Pegasus annuì, ricordando la strage operata da Erebo sull’Etna, il modo in cui si era sbarazzato di Eracle, Efesto, Ermes, e quanto avevano dovuto sudare persino Alexer e Zeus per tenerlo a sufficiente distanza dalla città di Asgard. Solo lui, alla fine, era riuscito a mandare un colpo a segno, grazie all’aiuto di Balmung e di tutti gli Asi. Cristal parve intuire i suoi pensieri, ponendogli una mano su una spalla, con un sorriso greve, mentre anche Andromeda e Phoenix sospiravano, ben consapevoli della disparità di forze in campo.

"Una domanda, Sommo Avalon!" –Parlò allora Sirio, rimasto meditabondo per tutto il tempo. –"Avete detto che Caos ha generato i Progenitori, non è così? E che quindi in loro giace una stilla di Caos?"

"Proprio così!"

"Ma se dai Progenitori hanno avuto origine le stirpi divine, passando per i Titani, gli Ecatonchiri, i Giganti, giungendo fino a Zeus e agli Olimpi, questo significa che…"

A quelle parole Avalon assentì, lodando l’acuta mente del Cavaliere del Dragone.

"Tutti gli Dei sono figli di Caos, del resto cos’altro sono gli Dei se non ciò che gli uomini vedono in loro, si aspettano da loro, temono da loro? Sono solo parte di un tutto infinito, ove non vi è più distinzione tra umano e divino. Non dimenticate, in fondo, che anche gli uomini sono figli del Caos! Tutti noi lo siamo e ciò spiega la nostra natura ambigua! In ogni essere vivente vi è un frammento di oscurità, un lato oscuro, che serve per apprezzare la luce, per capirne appieno l’importanza!"

"E come la vinciamo, quest’oscurità? Come possiamo spegnerla in modo definitivo?"

"Non so se dovremmo usare quella parola!" –Commentò Avalon, con un sospiro. –"Pur tuttavia io ci credo, ho sempre creduto che sia possibile, e per quel che mi è dato sapere esiste un manufatto in grado di aiutarci, un manufatto forgiato dai Sette Saggi durante la Prima Guerra."

"La Coppa di Luce…" –Mormorò Andromeda, quasi senza volerlo, ricordando di aver intravisto quel pensiero nella mente del Principe Supremo degli Angeli, durante la visione di quella mattina.

"Precisamente." –Rispose questi.

"Cos’è la Coppa di Luce?" –Chiese Cristal.

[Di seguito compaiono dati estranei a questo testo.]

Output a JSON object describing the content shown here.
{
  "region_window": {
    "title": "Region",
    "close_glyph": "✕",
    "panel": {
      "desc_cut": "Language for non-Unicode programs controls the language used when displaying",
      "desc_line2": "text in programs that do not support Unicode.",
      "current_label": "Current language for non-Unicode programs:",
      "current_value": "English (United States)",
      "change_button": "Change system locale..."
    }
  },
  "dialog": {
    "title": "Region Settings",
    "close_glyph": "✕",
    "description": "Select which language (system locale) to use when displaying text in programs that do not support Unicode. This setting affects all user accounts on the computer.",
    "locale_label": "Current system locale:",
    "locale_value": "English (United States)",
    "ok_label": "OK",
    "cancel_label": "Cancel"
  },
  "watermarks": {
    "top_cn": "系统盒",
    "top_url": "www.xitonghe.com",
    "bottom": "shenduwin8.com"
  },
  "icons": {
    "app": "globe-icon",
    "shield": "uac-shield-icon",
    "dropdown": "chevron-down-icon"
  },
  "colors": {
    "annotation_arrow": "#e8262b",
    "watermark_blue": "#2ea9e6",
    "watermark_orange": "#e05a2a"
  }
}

"L’arma per sconfiggere Caos ed impedire un terzo avvento!" –Affermò Avalon con sguardo serio. –"Saprete di certo che nell’universo tutto è in continua trasformazione e non mi riferisco soltanto alla materia, bensì agli Dei. Pensate alla vostra Dea o ai vostri antichi rivali, Ade, Ares o Nettuno, a quello che avveniva ai loro spiriti dopo la sconfitta sul campo di battaglia! Morivano, questo almeno era quel che sembrava ai più, però dopo qualche secolo ritornavano e le guerre ricominciavano! Questo perché nessuno degli Dei è mai morto per davvero, lo stesso concetto di morte è stato sempre sconosciuto a tutte le Divinità moderne, quelle appartenenti alla Terza Generazione Cosmica, istallatasi sul trono di Grecia dopo la caduta di Crono! Sconfitto in battaglia, perso il proprio corpo o il simulacro usato in quell’epoca, lo spirito di un Dio vagava in un limbo ultraterreno ove era confinato a rimanere per un certo periodo di tempo, la cui lunghezza variava in base al sigillo che lo bloccava! Ricorderete certamente i sigilli di Atena imposti al Tridente di Nettuno o allo stesso vaso che ospitò l’anima del Signore dei Mari?! Orbene, immaginate che questo limbo non esista più, immaginate che non sussista più la possibilità di ritornare, per gli Dei, come non è mai esistita per gli umani! Ciò li renderebbe de facto mortali! A questo abbiamo consacrato la nostra esistenza, a questo abbiamo lavorato per secoli i miei fratelli ed io! A vincere Caos una volta per tutte, a cancellarlo dall’esistenza, senza possibilità di ritorno! La Coppa di Luce ce lo permetterà!"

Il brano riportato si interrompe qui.